The assessee, during the relevant year of assessment, set up its cement unit-III in which the raw mill was commissioned on April 6, 1982. The kiln unit was commissioned on July 28, 1982, and the cement production unit started from December 18, 1982. Expenses for the period from July 28, 1982, to December 17, 1982, amounted to Rs.1,32,63,886, out of which the assessee capitalised expenditure of Rs.54,08,994 and claimed the remaining amount of Rs.78,54,891 as revenue expenditure. The Income-tax officer, at the time of assessment, rejected the assessee's claim holding that it related to the period before the production of cement unit-III commenced. The issue regarding expenses of Rs.54,08,994 was not examined by the Income-tax Officer as the assessee had itself capitalised the expenditure. The assessee preferred an appeal to the Commissioner of Income-tax, who held that the business of the assessee-company commenced on April 6, 1982, when the raw mill was commissioned and the expenditure, thereafter, would be eligible for deduction as revenue expenditure. The Commissioner of Income-tax (Appeals) declined to enlarge the scope of the appeal by including that part of the expenditure which was capitalised by the assessee and he confined himself only to the disallowance, made by the Income-tax Officer. On further appeal by the assessee, the Income-tax Appellate Tribunal upheld the finding of the Commissioner of Income-tax (Appeals) that the cement unit had been commissioned on April 6, 1982, and the expenditure incurred, thereafter, could be eligible for deduction as revenue expenditure. The Tribunal, however, held that it was open to the assessee to enlarge the claim and, therefore, the Commissioner of Income-tax (Appeals) could have entertained such claims. However, the Tribunal did not give any specific direction on the aforesaid capitalised amount of Rs.54,08,994 in the order of appeal. The same was, however, included in the order passed in the miscellaneous application filed by the assessee against which an application under section 256(1) was filed by the Revenue, which was rejected by the Tribunal. Hence, this petition.

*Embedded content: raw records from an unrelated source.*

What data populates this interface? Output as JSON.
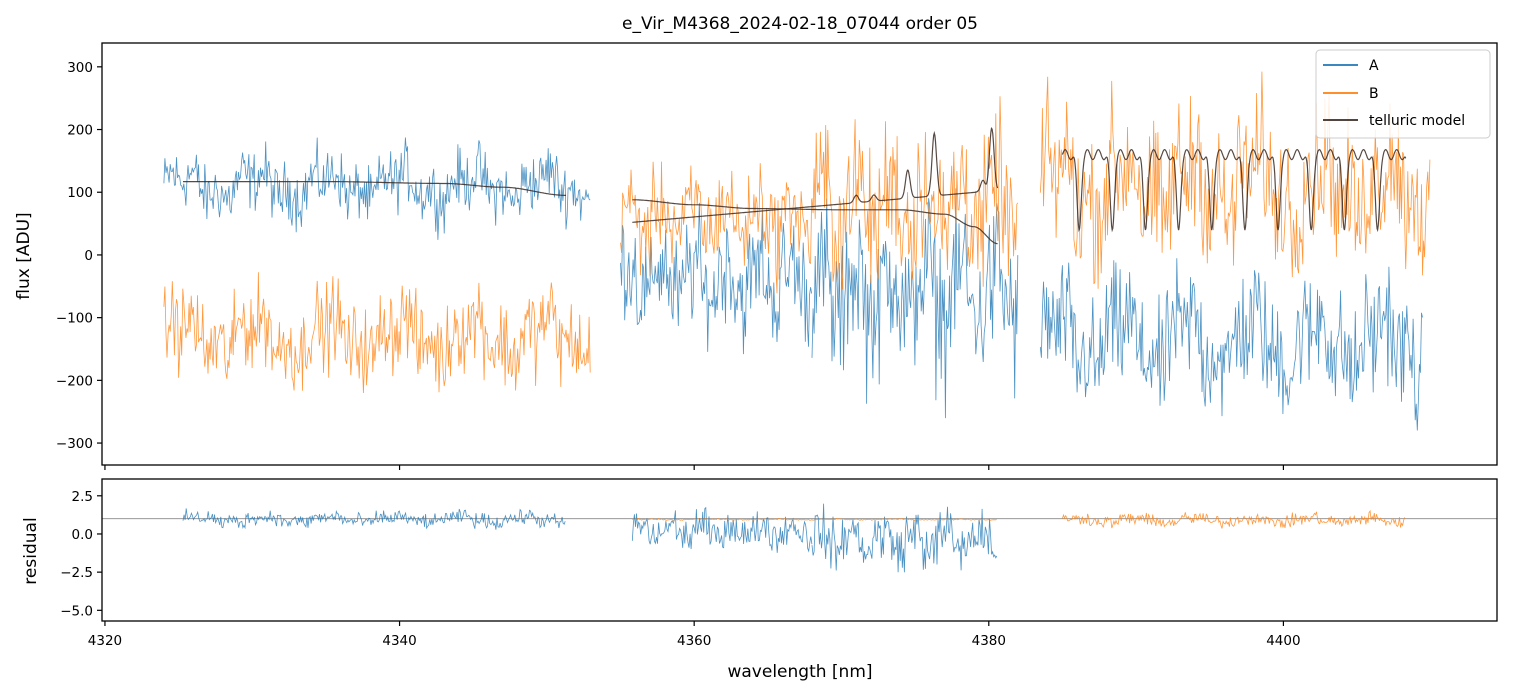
{
  "chart_data": {
    "type": "line",
    "title": "e_Vir_M4368_2024-02-18_07044  order 05",
    "xlabel": "wavelength [nm]",
    "xlim": [
      4319.8,
      4414.5
    ],
    "xticks": [
      "4320",
      "4340",
      "4360",
      "4380",
      "4400"
    ],
    "xtick_values": [
      4320,
      4340,
      4360,
      4380,
      4400
    ],
    "colors": {
      "A": "#1f77b4",
      "B": "#ff7f0e",
      "telluric": "#3a2a22",
      "refline": "#888888"
    },
    "panels": [
      {
        "name": "flux",
        "ylabel": "flux [ADU]",
        "ylim": [
          -335,
          338
        ],
        "yticks": [
          "300",
          "200",
          "100",
          "0",
          "−100",
          "−200",
          "−300"
        ],
        "ytick_values": [
          300,
          200,
          100,
          0,
          -100,
          -200,
          -300
        ],
        "series": [
          {
            "name": "A",
            "segments": [
              {
                "start": 4324.0,
                "end": 4353.0,
                "mean": 110,
                "amp": 70
              },
              {
                "start": 4355.0,
                "end": 4368.0,
                "mean": -40,
                "amp": 120
              },
              {
                "start": 4368.0,
                "end": 4382.0,
                "mean": -60,
                "amp": 170
              },
              {
                "start": 4383.5,
                "end": 4409.5,
                "mean": -140,
                "amp": 140
              }
            ]
          },
          {
            "name": "B",
            "segments": [
              {
                "start": 4324.0,
                "end": 4353.0,
                "mean": -130,
                "amp": 100
              },
              {
                "start": 4355.0,
                "end": 4368.0,
                "mean": 60,
                "amp": 100
              },
              {
                "start": 4368.0,
                "end": 4382.0,
                "mean": 80,
                "amp": 160
              },
              {
                "start": 4383.5,
                "end": 4410.0,
                "mean": 110,
                "amp": 160
              }
            ]
          },
          {
            "name": "telluric model",
            "segments": [
              {
                "start": 4325.3,
                "end": 4351.3,
                "kind": "smooth",
                "points": [
                  [
                    4325.3,
                    117
                  ],
                  [
                    4335,
                    117
                  ],
                  [
                    4343,
                    114
                  ],
                  [
                    4347,
                    108
                  ],
                  [
                    4351.3,
                    95
                  ]
                ]
              },
              {
                "start": 4355.8,
                "end": 4380.6,
                "kind": "smooth",
                "points": [
                  [
                    4355.8,
                    88
                  ],
                  [
                    4360,
                    80
                  ],
                  [
                    4364,
                    74
                  ],
                  [
                    4370,
                    72
                  ],
                  [
                    4374,
                    72
                  ],
                  [
                    4377,
                    65
                  ],
                  [
                    4379,
                    45
                  ],
                  [
                    4380.6,
                    18
                  ]
                ]
              },
              {
                "start": 4355.8,
                "end": 4380.6,
                "kind": "lines",
                "base_start": 52,
                "base_end": 103,
                "lines": [
                  [
                    4371.0,
                    12
                  ],
                  [
                    4372.2,
                    10
                  ],
                  [
                    4374.5,
                    45
                  ],
                  [
                    4376.3,
                    100
                  ],
                  [
                    4379.6,
                    18
                  ],
                  [
                    4380.2,
                    100
                  ]
                ]
              },
              {
                "start": 4385.0,
                "end": 4408.3,
                "kind": "periodic",
                "high": 160,
                "low": 40,
                "period": 2.25
              }
            ]
          }
        ]
      },
      {
        "name": "residual",
        "ylabel": "residual",
        "ylim": [
          -5.7,
          3.6
        ],
        "yticks": [
          "2.5",
          "0.0",
          "−2.5",
          "−5.0"
        ],
        "ytick_values": [
          2.5,
          0.0,
          -2.5,
          -5.0
        ],
        "reference_line": 1.0,
        "series": [
          {
            "name": "A",
            "segments": [
              {
                "start": 4325.3,
                "end": 4351.3,
                "mean": 0.95,
                "amp": 0.7
              },
              {
                "start": 4355.8,
                "end": 4368.0,
                "mean": 0.2,
                "amp": 1.6
              },
              {
                "start": 4368.0,
                "end": 4380.6,
                "mean": -0.4,
                "amp": 2.4
              }
            ]
          },
          {
            "name": "B",
            "segments": [
              {
                "start": 4355.8,
                "end": 4380.6,
                "mean": 0.95,
                "amp": 0.07
              },
              {
                "start": 4385.0,
                "end": 4408.3,
                "mean": 0.9,
                "amp": 0.6
              }
            ]
          }
        ]
      }
    ],
    "legend": {
      "placement": "top-right",
      "entries": [
        {
          "label": "A",
          "color": "#1f77b4"
        },
        {
          "label": "B",
          "color": "#ff7f0e"
        },
        {
          "label": "telluric model",
          "color": "#3a2a22"
        }
      ]
    }
  }
}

We have examined the question and heard learned counsel for the parties and also examined the order passed by the Tribunal under section 2560) of the Act and also the order passed by the Tribunal on the miscellaneous application out of which the aforesaid questions are stated to have arisen.

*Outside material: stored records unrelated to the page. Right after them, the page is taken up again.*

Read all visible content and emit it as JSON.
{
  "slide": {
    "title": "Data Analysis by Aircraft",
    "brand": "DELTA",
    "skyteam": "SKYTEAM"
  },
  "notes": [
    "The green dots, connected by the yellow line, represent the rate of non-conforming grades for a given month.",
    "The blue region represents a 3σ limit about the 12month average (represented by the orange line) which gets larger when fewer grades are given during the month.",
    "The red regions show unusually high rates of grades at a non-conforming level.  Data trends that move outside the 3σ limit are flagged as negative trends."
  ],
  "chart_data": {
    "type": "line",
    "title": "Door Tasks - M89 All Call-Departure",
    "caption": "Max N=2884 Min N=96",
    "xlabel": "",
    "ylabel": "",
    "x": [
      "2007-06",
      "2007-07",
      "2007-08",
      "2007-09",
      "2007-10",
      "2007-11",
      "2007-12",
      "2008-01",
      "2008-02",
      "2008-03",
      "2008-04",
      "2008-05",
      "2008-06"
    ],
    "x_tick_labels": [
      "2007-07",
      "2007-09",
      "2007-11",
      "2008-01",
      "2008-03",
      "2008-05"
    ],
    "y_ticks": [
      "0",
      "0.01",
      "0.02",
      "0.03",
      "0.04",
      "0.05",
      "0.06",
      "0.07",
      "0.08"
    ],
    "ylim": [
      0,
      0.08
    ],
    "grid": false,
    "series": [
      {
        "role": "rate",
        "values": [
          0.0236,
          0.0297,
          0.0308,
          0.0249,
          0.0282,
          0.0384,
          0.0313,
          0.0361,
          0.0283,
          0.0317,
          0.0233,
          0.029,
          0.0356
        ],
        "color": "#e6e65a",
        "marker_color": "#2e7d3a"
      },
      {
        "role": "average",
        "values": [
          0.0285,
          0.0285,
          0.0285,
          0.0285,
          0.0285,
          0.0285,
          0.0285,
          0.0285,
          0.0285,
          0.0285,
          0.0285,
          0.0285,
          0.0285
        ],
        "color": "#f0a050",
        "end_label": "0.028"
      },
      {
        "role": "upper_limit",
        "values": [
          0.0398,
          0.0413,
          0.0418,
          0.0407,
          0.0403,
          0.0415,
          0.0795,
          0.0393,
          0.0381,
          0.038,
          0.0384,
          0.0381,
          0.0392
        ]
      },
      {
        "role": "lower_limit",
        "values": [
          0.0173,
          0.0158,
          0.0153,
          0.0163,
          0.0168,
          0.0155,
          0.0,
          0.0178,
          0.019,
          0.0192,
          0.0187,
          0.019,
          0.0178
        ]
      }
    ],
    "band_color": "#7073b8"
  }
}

On a consideration of the entire facts and circumstances of the case, we are satisfied that a question of law does arise out of the aforesaid order passed by the learned Tribunal but the questions, as framed by the Revenue, appear to us to have not been properly framed. Therefore, in exercise of our powers we reframe the question of law that arises for consideration, which, in our opinion, is a q4cstion of law and is referable to this Court for its opinion:
"Whether, on the facts and in the circumstances of the case, the Tribunal was right in holding that expenditure of Rs.54,08,995 was allowable as revenue expenditure having been incurred after April 6, 1982?"
In the result, we direct the Tribunal to refer to this Court the aforesaid refrained question of law alongwith a statement of case for its opinion. The petition stands allowed to the extent indicated above.
M.B.A./1722/FC ??????? Order accordingly.